Karachi: Sindh High Court on Friday ordered that public offer made by Bermuda-based Greentree Holdings to acquire controlling shares of TRGP stands abated and directed manager to the offer AKD Securities to return the shares tendered by shareholders of TRGP to the respective shareholders.
The order came on application filed by the former CEO of TRGP Ziaullah Khan Chisti who challenged the public offer and purchase of 35 percent additional shares of TRGP to control the company as unlawful.
Greentree had made a public announcement of offer under Regulation 7 of the Listed Companies (Substantial Acquisition of Voting Shares and Takeovers) Regulations 2017 (Takeover Regulations), read with section 1112 of the Securities Act 2015, to acquire an additional 35% voting shares of TRGP to take its shareholding to 65% thus giving it control of TRGP.
Petitioner counsel submitted that all shares of TRGP purchased by Greentree and now the public offer as well, is funded by TRGP‘s own money i.e. financial assistance‘ by TRGP to buy its own shares which is prohibited by section 86(2) of the Companies Act 2017. The Petitioner submitted that such maneuver by directors of TRGP to deliver control of the company to Greentree is unlawful, fraudulent and oppressive of the members of TRGP.
SHC’s single bench headed Justice Adnan Iqbal Chaudhry after hearing the arguments of the counsel observed that it is equally frivolous to argue that when the Board of TRGP violates the statute, diverts the funds/assets of a public-listed company to create the largest shareholder (Greentree), and then maneuvers its affairs to deliver control to such shareholder then that does not oppress other shareholders who could have been contenders for control on a level-playing field.
The court observed that acts committed by the Board of TRGP in collusion with the largest shareholder i.e. Greentree, do oppress minority shareholders such as the petitioner who are in the category of substantial shareholder‘ as defined in section 2(7)(d) of the Companies Act i.e. holding an interest of 10% or more in the company.
The court observed that once oppression of minority shareholders is established, a case for winding-up stands made out in view of clause (g)(iii) of section 301 of the Companies Act and the court may then consider corrective orders instead under sub-section (2) of section 286.
The court observed that violation of section 86(2) of the Companies Act to divert the funds/assets of the company for no apparent gain to the company; and the deliberate violation 158(2) of the Companies Act to delay election of directors at the behest of the largest shareholder (Greentree), is also mismanagement by the Board of TRGP (separate from oppression) i.e. conducting the affairs of TRGP in an unlawful and fraudulent manner within the meaning of section 286.
The court observed that these become grounds for winding-up the company under clauses (g)(i) and (g)(iv) of section 301 i.e. where the company has been carrying on, unlawful or fraudulent activities; and is being run and managed by persons who commit fraud, misfeasance or malfeasance in relation to the company.
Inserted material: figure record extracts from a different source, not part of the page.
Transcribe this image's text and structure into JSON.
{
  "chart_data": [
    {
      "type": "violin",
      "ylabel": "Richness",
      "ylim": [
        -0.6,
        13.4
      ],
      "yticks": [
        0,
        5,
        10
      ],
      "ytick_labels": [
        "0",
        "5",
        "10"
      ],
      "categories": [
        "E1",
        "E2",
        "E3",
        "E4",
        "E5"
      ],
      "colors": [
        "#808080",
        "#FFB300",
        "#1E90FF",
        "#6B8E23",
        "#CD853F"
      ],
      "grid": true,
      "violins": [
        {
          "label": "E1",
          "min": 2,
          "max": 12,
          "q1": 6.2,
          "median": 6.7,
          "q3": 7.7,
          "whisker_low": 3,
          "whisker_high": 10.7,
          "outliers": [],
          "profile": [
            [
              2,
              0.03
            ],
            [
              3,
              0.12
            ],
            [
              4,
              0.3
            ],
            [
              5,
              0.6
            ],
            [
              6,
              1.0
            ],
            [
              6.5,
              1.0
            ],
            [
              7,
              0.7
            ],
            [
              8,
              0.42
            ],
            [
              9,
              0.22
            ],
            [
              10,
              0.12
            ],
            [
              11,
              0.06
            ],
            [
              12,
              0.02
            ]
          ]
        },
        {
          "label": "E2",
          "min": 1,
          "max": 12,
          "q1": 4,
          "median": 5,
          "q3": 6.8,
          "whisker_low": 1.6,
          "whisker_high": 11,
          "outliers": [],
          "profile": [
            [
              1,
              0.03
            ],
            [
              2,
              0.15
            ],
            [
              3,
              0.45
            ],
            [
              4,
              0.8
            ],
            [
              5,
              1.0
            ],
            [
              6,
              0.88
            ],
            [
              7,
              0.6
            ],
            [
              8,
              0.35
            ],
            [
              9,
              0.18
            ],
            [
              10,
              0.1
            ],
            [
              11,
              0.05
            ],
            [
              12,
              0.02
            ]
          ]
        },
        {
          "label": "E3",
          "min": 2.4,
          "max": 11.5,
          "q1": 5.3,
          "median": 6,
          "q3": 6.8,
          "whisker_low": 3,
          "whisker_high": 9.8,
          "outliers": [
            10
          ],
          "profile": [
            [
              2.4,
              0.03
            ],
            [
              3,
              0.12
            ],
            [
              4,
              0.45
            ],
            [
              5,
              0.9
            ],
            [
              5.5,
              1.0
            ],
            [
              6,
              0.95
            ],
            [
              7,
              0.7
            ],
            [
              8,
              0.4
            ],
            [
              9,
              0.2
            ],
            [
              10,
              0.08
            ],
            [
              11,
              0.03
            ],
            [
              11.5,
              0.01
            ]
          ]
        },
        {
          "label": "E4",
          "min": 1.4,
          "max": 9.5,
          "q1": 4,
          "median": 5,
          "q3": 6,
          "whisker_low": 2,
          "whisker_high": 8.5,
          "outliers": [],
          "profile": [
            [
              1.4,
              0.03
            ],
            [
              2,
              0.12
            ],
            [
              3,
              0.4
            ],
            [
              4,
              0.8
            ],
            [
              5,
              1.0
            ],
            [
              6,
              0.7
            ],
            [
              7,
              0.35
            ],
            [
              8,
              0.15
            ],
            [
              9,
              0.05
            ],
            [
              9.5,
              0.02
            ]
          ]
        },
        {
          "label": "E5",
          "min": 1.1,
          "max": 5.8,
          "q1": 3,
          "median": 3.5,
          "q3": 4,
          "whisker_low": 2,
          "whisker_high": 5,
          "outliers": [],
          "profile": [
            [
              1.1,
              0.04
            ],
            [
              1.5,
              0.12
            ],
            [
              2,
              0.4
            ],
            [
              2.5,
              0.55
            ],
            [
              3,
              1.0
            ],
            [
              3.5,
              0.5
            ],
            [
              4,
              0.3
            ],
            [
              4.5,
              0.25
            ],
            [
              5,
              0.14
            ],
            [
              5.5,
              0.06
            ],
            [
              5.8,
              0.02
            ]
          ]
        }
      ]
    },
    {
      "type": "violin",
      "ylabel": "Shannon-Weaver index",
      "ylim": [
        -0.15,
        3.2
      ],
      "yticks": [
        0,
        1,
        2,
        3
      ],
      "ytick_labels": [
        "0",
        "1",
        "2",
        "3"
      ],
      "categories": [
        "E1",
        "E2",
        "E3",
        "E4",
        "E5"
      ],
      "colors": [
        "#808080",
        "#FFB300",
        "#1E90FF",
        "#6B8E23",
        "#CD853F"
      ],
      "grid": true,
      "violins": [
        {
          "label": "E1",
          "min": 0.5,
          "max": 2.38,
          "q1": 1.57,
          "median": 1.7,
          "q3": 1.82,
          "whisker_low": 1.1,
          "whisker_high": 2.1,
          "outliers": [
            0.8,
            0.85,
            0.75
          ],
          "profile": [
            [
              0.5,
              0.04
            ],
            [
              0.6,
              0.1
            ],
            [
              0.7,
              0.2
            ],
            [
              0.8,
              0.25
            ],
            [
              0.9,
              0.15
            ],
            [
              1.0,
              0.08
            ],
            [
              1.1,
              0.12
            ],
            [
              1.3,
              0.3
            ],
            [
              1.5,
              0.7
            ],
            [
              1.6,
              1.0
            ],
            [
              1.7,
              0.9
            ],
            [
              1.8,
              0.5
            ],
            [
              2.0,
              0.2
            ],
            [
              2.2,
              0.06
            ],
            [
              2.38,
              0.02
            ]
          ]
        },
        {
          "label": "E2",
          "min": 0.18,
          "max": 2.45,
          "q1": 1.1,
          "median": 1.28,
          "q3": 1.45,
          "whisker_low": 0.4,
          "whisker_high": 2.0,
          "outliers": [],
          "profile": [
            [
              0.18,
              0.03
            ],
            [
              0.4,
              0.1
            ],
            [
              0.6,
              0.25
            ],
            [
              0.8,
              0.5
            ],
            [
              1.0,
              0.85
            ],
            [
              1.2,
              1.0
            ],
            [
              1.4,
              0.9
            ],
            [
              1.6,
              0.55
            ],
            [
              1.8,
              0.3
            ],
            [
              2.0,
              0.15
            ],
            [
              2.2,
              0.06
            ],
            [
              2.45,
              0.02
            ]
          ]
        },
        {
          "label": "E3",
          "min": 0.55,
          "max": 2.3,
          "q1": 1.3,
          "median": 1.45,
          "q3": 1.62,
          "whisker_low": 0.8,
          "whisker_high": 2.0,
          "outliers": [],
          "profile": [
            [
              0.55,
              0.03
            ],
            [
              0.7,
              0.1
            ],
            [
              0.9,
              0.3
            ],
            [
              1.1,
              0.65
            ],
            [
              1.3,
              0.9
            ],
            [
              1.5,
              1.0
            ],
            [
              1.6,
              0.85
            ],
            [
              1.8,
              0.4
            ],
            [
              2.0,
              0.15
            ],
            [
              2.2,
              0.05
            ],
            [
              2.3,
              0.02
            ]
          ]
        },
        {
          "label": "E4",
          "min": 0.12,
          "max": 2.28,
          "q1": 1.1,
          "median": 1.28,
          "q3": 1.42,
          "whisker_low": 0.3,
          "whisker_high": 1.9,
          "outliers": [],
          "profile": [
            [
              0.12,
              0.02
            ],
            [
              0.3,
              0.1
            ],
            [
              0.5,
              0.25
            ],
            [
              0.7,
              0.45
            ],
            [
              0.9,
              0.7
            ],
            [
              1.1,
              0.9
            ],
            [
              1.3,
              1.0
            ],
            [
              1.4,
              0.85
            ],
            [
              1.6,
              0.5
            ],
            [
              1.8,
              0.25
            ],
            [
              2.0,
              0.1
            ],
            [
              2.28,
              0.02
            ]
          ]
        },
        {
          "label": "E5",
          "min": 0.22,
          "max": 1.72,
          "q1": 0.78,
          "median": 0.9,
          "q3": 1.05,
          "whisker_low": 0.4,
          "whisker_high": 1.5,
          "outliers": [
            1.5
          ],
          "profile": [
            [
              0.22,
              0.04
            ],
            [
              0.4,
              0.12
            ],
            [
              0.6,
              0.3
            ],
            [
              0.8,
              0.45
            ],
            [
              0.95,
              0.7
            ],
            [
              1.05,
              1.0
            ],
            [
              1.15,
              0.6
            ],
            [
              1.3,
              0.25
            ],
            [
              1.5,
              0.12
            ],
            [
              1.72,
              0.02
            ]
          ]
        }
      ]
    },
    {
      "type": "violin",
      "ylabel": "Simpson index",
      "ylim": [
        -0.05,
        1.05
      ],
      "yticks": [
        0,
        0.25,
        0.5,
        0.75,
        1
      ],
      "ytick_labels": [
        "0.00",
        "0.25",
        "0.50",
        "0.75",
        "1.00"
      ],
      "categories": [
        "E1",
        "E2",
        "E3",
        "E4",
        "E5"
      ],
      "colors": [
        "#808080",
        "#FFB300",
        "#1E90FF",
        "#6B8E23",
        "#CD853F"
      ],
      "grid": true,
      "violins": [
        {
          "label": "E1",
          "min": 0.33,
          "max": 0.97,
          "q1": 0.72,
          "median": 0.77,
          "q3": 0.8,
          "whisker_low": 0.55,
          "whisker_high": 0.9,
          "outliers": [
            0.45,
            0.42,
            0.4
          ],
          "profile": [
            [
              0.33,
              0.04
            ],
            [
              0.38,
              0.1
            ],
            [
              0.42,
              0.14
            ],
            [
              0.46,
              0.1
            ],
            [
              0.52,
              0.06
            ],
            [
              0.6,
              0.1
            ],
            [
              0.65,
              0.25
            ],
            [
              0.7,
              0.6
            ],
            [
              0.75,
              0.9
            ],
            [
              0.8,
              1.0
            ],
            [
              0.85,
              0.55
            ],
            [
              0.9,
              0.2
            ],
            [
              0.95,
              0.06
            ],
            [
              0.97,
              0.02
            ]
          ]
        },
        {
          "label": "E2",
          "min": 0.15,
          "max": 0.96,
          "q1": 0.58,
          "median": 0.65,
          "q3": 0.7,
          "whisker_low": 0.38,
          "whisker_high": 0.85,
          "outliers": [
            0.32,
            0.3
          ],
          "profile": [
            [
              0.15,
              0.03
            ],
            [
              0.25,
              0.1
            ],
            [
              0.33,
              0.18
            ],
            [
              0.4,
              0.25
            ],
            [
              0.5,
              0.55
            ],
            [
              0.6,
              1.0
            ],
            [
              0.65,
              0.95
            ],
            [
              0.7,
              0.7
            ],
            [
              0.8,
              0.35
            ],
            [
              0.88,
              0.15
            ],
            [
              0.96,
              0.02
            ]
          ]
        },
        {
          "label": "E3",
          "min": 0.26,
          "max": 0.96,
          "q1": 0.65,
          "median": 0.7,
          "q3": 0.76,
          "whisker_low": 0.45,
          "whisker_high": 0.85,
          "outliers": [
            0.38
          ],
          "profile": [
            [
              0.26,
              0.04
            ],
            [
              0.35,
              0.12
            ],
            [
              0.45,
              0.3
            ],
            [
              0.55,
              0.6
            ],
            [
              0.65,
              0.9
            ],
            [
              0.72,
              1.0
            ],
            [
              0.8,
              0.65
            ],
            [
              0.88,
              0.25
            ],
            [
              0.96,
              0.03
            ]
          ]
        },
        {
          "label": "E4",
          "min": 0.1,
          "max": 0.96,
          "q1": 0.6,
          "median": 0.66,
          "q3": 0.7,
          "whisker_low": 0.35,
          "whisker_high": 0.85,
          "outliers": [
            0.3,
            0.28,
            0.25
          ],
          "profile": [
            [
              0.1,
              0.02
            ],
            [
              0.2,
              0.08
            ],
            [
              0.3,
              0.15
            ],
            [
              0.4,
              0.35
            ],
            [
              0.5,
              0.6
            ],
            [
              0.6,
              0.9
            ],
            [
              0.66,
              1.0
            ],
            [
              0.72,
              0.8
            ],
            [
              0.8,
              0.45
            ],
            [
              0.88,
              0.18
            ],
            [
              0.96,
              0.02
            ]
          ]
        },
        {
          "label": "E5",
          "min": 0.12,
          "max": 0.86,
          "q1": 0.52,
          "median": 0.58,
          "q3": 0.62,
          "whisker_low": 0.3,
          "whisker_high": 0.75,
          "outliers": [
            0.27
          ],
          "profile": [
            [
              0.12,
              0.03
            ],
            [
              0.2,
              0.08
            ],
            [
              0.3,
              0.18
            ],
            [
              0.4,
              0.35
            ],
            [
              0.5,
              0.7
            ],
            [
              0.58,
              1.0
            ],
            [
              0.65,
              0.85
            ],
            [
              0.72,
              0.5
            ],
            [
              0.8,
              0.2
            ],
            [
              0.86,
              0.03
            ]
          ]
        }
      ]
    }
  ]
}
The court observed that affairs of TRGP are being conducted in an unlawful and fraudulent manner and in a manner oppressive to members such as the petitioner, the case falls for corrective orders under sub-section (2) of section 286 of the Companies Act.
The court ordered that shares held by Greentree in TRGP are declared to be the property of TRGP which shall be deemed to have been purchased by TRGP from its shareholders under section 88 of the Companies Act and held as treasury shares which are subject to the conditions set-out in sub-section (3) of section 88.
The court directed Central Depository Company of Pakistan Ltd to amend the central depository register accordingly.
The court directed TRGP to amend the register of its members accordingly and make other consequential alterations to its record.
The court ruled that the public offer made by Greentree to acquire controlling shares of TRGP stands abated and the manager to the offer AKD securities is directed to return the shares tendered by shareholders of TRGP to the respective shareholders.
The court directed board of directors of TRGP to forthwith issue notice for calling an extra-ordinary general meeting of the company for electing directors. The court observed that board of directors of TRGP constituted after election shall then decide whether to retain the treasury shares, to cancel them or to sell them as per Regulation 13 of the Listed Companies (Buy-Back of Shares) Regulations, 2019; provided that, where the treasury shares exceed the limit fixed by Regulation 9, the shares exceeding such limit shall be cancelled or sold.